Text von Gerhard Maier

Vom geschmähten Format, das nur in der Hitze des Video-Gefechts von Amateuren genutzt wurde, hin zum Siegeszug auf mobilen Kanälen – vertikale Videos auf Mobiltelefonen werden in Zeiten von Instagram Stories, TikTok und Snapchat von der Ausnahme zur Regel. Doch selbst Filmtheoretiker Sergei Eisenstein mutmaßte bereits zu Beginn des 20. Jahrhunderts über die „virile Kraft des Vertikalen“.

Es ist gut 20 Jahre her, als ich mit einem Freund, der soeben die Aufnahmebestätigung für die Filmhochschule erhalten hatte, selbstgefällig über die vermeintlich einflussreichsten Szenen der Filmgeschichte sinnierte: Von CITIZEN KANE bis 2001, von TRUE ROMANCE bis SIX-STRING SAMURAI spielten wir uns Szenen vor, stets begleitet von der einhelligen Meinung, dass vertikale Einstellungen keine Daseinsberechtigung hätten und das extrabreite CinemaScope-Format die einzig wahre Filmerfahrung sei.
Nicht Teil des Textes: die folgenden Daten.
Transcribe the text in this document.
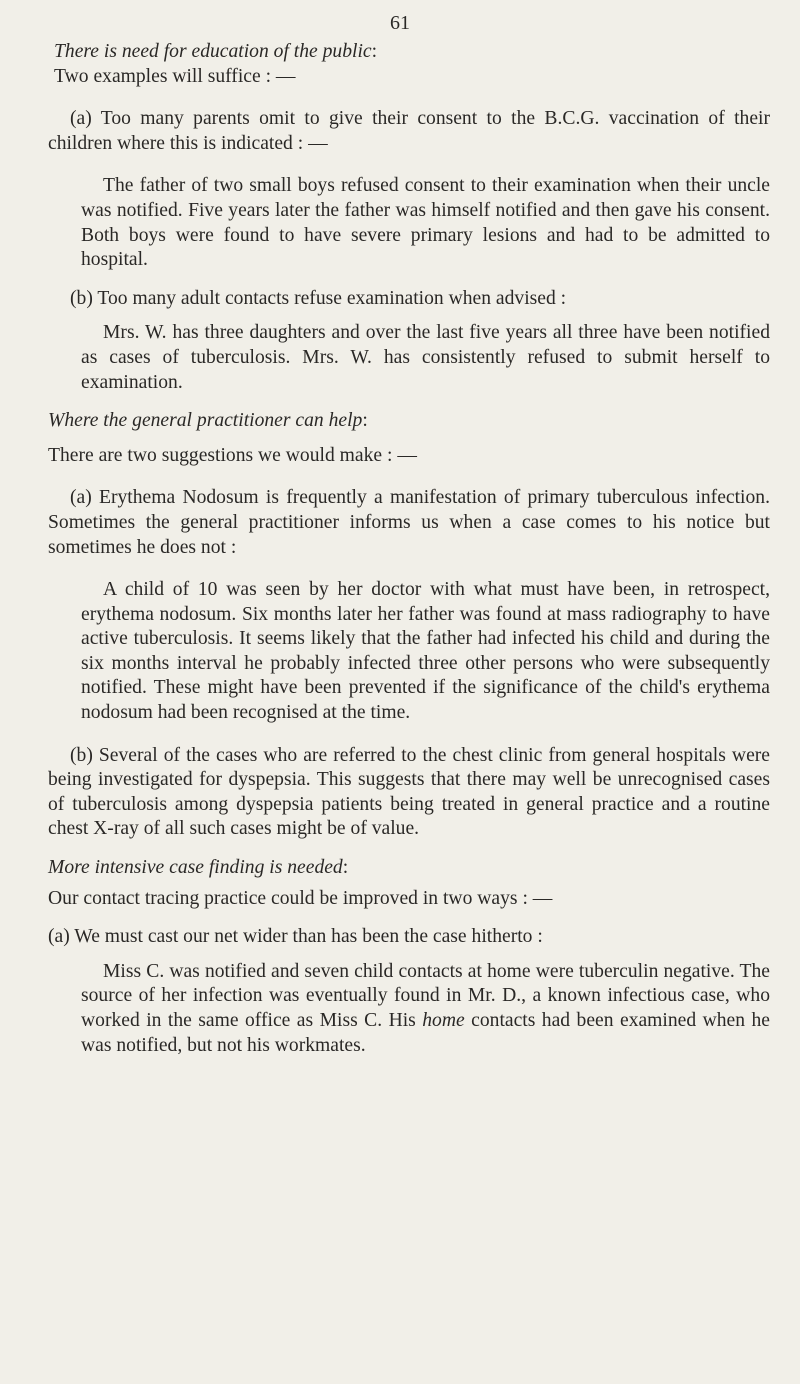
61

There is need for education of the public:

Two examples will suffice : —

(a) Too many parents omit to give their consent to the B.C.G. vaccination of their children where this is indicated : —

The father of two small boys refused consent to their examination when their uncle was notified. Five years later the father was himself notified and then gave his consent. Both boys were found to have severe primary lesions and had to be admitted to hospital.

(b) Too many adult contacts refuse examination when advised :

Mrs. W. has three daughters and over the last five years all three have been notified as cases of tuberculosis. Mrs. W. has consistently refused to submit herself to examination.

Where the general practitioner can help:

There are two suggestions we would make : —

(a) Erythema Nodosum is frequently a manifestation of primary tuberculous infection. Sometimes the general practitioner informs us when a case comes to his notice but sometimes he does not :

A child of 10 was seen by her doctor with what must have been, in retrospect, erythema nodosum. Six months later her father was found at mass radiography to have active tuberculosis. It seems likely that the father had infected his child and during the six months interval he probably infected three other persons who were subsequently notified. These might have been prevented if the significance of the child's erythema nodosum had been recognised at the time.

(b) Several of the cases who are referred to the chest clinic from general hospitals were being investigated for dyspepsia. This suggests that there may well be unrecognised cases of tuberculosis among dyspepsia patients being treated in general practice and a routine chest X-ray of all such cases might be of value.

More intensive case finding is needed:

Our contact tracing practice could be improved in two ways : —

(a) We must cast our net wider than has been the case hitherto :

Miss C. was notified and seven child contacts at home were tuberculin negative. The source of her infection was eventually found in Mr. D., a known infectious case, who worked in the same office as Miss C. His home contacts had been examined when he was notified, but not his workmates.
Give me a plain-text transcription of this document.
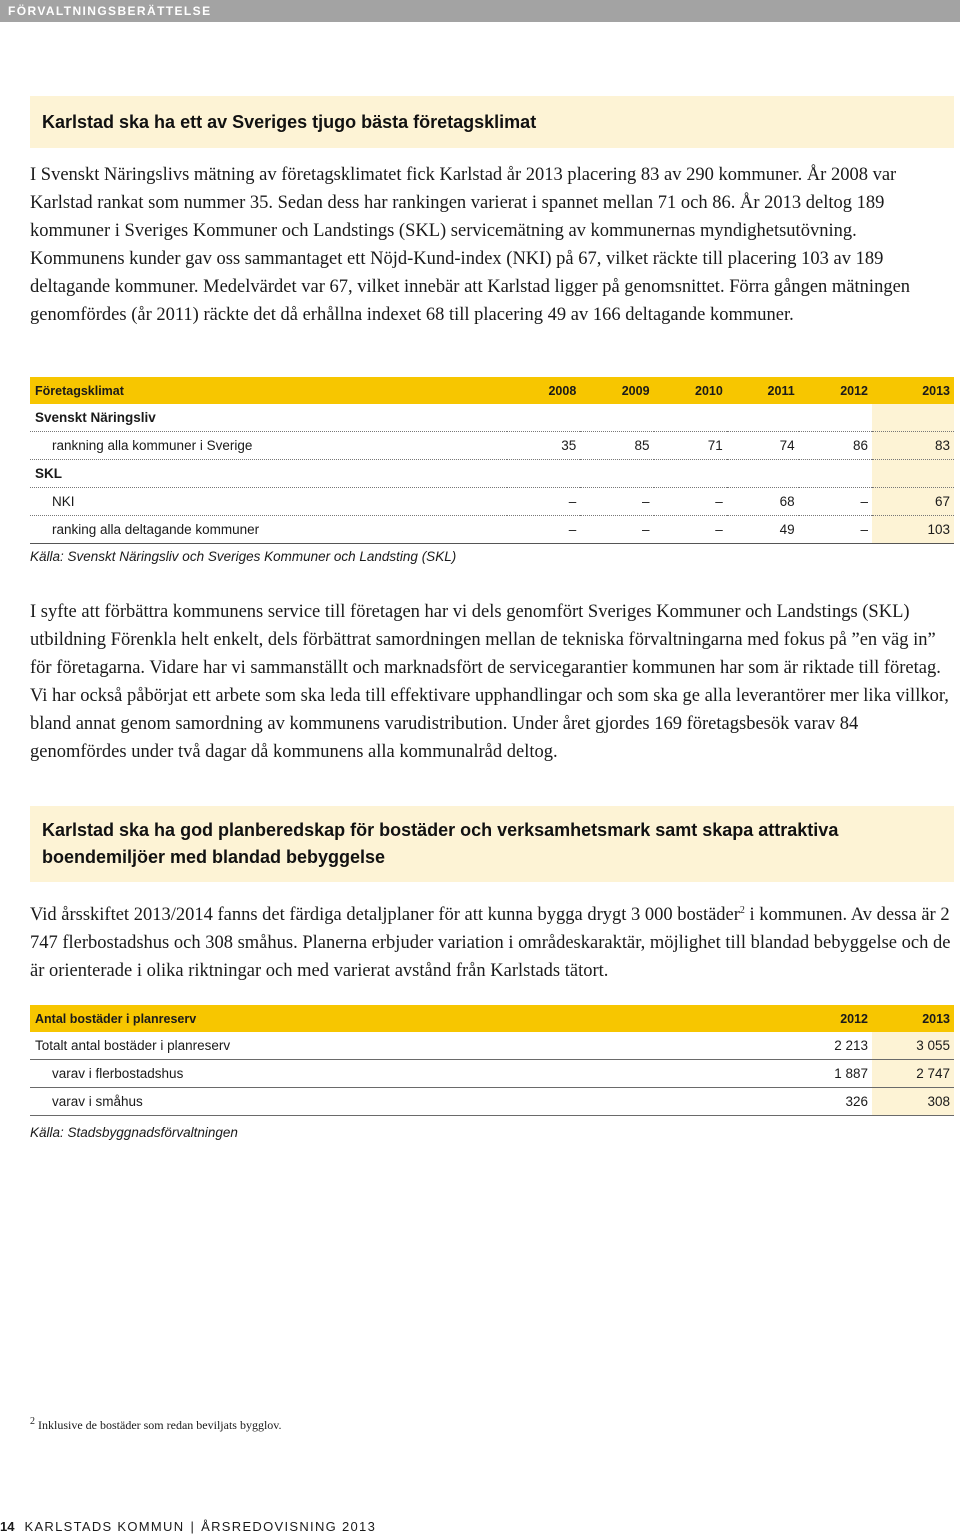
FÖRVALTNINGSBERÄTTELSE
Karlstad ska ha ett av Sveriges tjugo bästa företagsklimat

I Svenskt Näringslivs mätning av företagsklimatet fick Karlstad år 2013 placering 83 av 290 kommuner. År 2008 var Karlstad rankat som nummer 35. Sedan dess har rankingen varierat i spannet mellan 71 och 86. År 2013 deltog 189 kommuner i Sveriges Kommuner och Landstings (SKL) servicemätning av kommunernas myndighetsutövning. Kommunens kunder gav oss sammantaget ett Nöjd-Kund-index (NKI) på 67, vilket räckte till placering 103 av 189 deltagande kommuner. Medelvärdet var 67, vilket innebär att Karlstad ligger på genomsnittet. Förra gången mätningen genomfördes (år 2011) räckte det då erhållna indexet 68 till placering 49 av 166 deltagande kommuner.

Företagsklimat	2008	2009	2010	2011	2012	2013
Svenskt Näringsliv						
rankning alla kommuner i Sverige	35	85	71	74	86	83
SKL						
NKI	–	–	–	68	–	67
ranking alla deltagande kommuner	–	–	–	49	–	103
Källa: Svenskt Näringsliv och Sveriges Kommuner och Landsting (SKL)

I syfte att förbättra kommunens service till företagen har vi dels genomfört Sveriges Kommuner och Landstings (SKL) utbildning Förenkla helt enkelt, dels förbättrat samordningen mellan de tekniska förvaltningarna med fokus på ”en väg in” för företagarna. Vidare har vi sammanställt och marknadsfört de servicegarantier kommunen har som är riktade till företag. Vi har också påbörjat ett arbete som ska leda till effektivare upphandlingar och som ska ge alla leverantörer mer lika villkor, bland annat genom samordning av kommunens varudistribution. Under året gjordes 169 företagsbesök varav 84 genomfördes under två dagar då kommunens alla kommunalråd deltog.

Karlstad ska ha god planberedskap för bostäder och verksamhetsmark samt skapa attraktiva boendemiljöer med blandad bebyggelse

Vid årsskiftet 2013/2014 fanns det färdiga detaljplaner för att kunna bygga drygt 3 000 bostäder$^2$ i kommunen. Av dessa är 2 747 flerbostadshus och 308 småhus. Planerna erbjuder variation i områdeskaraktär, möjlighet till blandad bebyggelse och de är orienterade i olika riktningar och med varierat avstånd från Karlstads tätort.

Antal bostäder i planreserv	2012	2013
Totalt antal bostäder i planreserv	2 213	3 055
varav i flerbostadshus	1 887	2 747
varav i småhus	326	308
Källa: Stadsbyggnadsförvaltningen
$^2$ Inklusive de bostäder som redan beviljats bygglov.
14 KARLSTADS KOMMUN | ÅRSREDOVISNING 2013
Dass knapp zwei Jahrzehnte später eine technologische Erneuerung filmisches Erzählen im wahrsten Sinne des Wortes auf den Kopf stellen würde, konnte niemand ahnen. Dass der große Filmtheoretiker Sergei Eisenstein bereits 1930 von der „männlichen, virilen, aktiven vertikalen Komposition“ fabulierte, wussten wir in post-pubertärer Überheblichkeit ebenso wenig. Eisenstein argumentierte, dass das lange übliche 4:3 Format des Kinos nur ein Überbleibsel der elitären Kunstwelt des Westens sei und verwies auf die Bildrollen Chinas und Japan, die beiden Formaten Platz einräumten.

 

Vertikal = Viril

Der horizontale Bias des Kinos ist jedoch mehr als nur (kunst)historisch bedingt, er ist biologisch verankert: Das menschliche Auge besitzt evolutionär bedingt mehr Muskeln, um horizontalen Bewegungen zu folgen, als vertikal zu scannen. Eisenstein gedachte, das inhärente Ungleichgewicht des 4:3 noch durch das „dynamische Quadrat“ zu ersetzen.  Die Entwicklung ging jedoch in die Breite: Nach dem sogenannten Academy Ratio 1,375:1 sollte mit den anamorphen Formaten wie CinemaScope die epische Wucht des Kinos gegenüber dem Emporkömmling und neuen Unterhaltungsliebling Fernsehen betont werden.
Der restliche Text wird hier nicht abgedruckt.